De modo bem diferente do teatro e da ópera, em que a luz tem um papel instrumental, o cinema não é outra coisa senão luz, em diferentes modulações, que chega aos olhos dos espectadores e é descodificada em imagens. Fazer cinema parece ser uma forma de esculpir a luz. Esta é de tal modo importante que, para que um filme seja verdadeiramente sentido como tal, o espectador tem de estar mergulhado na escuridão da sala. A luz que banha ecrã salva-o das trevas mais densas. Todo o filme é uma luta contra as trevas.

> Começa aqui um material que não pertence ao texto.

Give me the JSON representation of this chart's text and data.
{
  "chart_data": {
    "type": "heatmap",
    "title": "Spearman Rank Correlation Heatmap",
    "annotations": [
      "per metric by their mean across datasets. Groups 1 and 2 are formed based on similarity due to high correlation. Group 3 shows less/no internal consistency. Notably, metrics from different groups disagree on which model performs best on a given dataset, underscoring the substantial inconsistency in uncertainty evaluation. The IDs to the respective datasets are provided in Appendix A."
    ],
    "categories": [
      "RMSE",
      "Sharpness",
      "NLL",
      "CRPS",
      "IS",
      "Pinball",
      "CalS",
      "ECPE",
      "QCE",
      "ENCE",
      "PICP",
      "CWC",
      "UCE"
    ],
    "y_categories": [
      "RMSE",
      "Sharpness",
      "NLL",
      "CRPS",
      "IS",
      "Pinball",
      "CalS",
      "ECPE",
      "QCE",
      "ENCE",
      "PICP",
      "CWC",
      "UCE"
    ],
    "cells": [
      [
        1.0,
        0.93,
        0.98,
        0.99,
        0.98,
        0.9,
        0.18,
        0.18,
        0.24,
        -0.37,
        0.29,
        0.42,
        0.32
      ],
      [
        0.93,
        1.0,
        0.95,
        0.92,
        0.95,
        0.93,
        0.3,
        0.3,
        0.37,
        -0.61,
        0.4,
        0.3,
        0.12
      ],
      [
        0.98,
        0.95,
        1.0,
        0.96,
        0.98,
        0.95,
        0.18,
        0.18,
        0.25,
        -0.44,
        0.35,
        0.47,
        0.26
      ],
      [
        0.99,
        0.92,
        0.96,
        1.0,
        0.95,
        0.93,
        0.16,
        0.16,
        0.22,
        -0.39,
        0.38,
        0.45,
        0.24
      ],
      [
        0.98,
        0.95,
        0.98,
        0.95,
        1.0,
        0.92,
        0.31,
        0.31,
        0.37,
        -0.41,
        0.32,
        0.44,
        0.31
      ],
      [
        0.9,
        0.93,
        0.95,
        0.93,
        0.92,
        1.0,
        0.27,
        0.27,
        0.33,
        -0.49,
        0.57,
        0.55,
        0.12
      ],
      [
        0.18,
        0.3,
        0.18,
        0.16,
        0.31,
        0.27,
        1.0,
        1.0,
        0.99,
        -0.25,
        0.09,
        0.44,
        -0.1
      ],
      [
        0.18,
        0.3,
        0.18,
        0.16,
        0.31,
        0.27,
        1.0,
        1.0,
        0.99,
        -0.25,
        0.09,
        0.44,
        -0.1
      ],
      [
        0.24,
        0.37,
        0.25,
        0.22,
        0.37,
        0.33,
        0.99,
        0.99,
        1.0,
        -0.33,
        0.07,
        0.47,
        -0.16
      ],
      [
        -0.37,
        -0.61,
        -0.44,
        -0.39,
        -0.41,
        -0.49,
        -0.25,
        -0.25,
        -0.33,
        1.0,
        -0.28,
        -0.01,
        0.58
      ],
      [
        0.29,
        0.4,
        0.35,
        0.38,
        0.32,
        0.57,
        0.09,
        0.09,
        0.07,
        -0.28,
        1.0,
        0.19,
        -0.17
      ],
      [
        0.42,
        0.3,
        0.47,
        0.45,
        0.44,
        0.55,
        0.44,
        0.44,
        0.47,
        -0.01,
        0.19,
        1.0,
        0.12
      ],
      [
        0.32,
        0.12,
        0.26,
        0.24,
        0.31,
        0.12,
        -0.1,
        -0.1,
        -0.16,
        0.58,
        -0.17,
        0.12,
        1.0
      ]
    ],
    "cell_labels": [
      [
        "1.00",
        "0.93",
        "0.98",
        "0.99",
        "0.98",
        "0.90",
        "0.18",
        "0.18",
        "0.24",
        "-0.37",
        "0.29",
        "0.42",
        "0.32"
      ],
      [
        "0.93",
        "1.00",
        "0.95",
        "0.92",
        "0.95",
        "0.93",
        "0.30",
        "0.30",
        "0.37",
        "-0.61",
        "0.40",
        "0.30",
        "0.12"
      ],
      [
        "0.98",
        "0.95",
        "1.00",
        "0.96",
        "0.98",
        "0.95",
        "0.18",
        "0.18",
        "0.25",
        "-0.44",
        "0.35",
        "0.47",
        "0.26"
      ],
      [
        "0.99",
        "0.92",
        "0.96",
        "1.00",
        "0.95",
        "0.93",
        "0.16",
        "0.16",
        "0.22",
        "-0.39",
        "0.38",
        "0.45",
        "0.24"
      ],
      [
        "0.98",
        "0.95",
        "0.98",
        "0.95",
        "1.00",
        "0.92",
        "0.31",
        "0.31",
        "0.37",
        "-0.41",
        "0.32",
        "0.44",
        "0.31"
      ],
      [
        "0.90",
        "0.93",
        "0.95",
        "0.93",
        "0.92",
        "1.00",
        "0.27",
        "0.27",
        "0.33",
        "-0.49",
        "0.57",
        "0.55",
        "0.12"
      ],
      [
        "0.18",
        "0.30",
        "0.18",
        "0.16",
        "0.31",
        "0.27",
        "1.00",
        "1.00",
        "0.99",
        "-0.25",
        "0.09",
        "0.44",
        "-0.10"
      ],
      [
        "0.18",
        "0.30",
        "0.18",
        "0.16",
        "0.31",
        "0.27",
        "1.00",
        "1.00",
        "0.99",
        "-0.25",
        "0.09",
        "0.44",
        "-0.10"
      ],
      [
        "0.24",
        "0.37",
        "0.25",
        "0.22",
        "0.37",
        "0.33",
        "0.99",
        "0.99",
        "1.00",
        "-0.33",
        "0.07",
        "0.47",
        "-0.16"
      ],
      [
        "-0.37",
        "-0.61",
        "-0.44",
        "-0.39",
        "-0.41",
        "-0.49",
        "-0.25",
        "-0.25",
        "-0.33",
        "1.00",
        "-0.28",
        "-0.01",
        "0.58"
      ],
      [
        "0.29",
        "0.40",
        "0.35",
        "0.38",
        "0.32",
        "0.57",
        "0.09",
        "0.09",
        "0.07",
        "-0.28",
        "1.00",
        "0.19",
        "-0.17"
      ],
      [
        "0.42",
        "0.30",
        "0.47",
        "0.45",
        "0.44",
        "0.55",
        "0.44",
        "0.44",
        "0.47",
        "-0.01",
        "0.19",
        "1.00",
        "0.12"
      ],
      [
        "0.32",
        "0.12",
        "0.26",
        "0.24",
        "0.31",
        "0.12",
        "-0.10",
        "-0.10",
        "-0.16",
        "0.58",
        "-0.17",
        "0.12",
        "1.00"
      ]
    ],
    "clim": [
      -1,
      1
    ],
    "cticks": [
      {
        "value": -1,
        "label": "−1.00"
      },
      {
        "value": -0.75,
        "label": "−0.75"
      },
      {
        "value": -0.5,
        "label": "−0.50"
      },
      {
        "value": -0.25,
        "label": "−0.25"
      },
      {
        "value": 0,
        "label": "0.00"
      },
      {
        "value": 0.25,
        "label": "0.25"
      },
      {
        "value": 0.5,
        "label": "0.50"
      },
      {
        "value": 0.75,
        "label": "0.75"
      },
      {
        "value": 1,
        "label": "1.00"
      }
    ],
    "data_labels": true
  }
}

domingo, 7 de novembro de 2021

Biografias 25. O motociclista

Martin Munkacsi, Motorcycle racing, Europe, c. 1929

Tenho pressa de chegar. A meta espera-me. Com ela, a vitória, a coroa de louros, a certeza de que sou, entre todos, o mais corajoso, aquele que mais arrisca a vida para encurtar o tempo, para ser o mais rápido. Para chegar a onde? Que pergunta. Para chegar à meta, para fugir ao que fui, para me entregar nos braços do que serei, para não ter de encarar a minha imagem devolvida pela superfície polida de um espelho. Se suportasse aquilo que sou, se aceitasse a imagem que me pertence, que necessidade teria de correr desenfreado e ser o primeiro a chegar a lado nenhum.

sexta-feira, 5 de novembro de 2021

Meditação Breve (166) O terror

Lee Miller, SS Prison Guard, Buchenwald, 1945
Não é quando se pratica o terror que este se grava no rosto e emerge como o símbolo da presença do mal no mundo. É na hora em que se é atingido, em que um verdugo se ri ou uma vítima se vinga, que ao rosto chega, numa máscara de espanto e horror, o sinal da presença desse mal nunca compreendido, nunca suportado, mesmo por aqueles que o praticaram. O terror é sempre pessoal e intransmissível.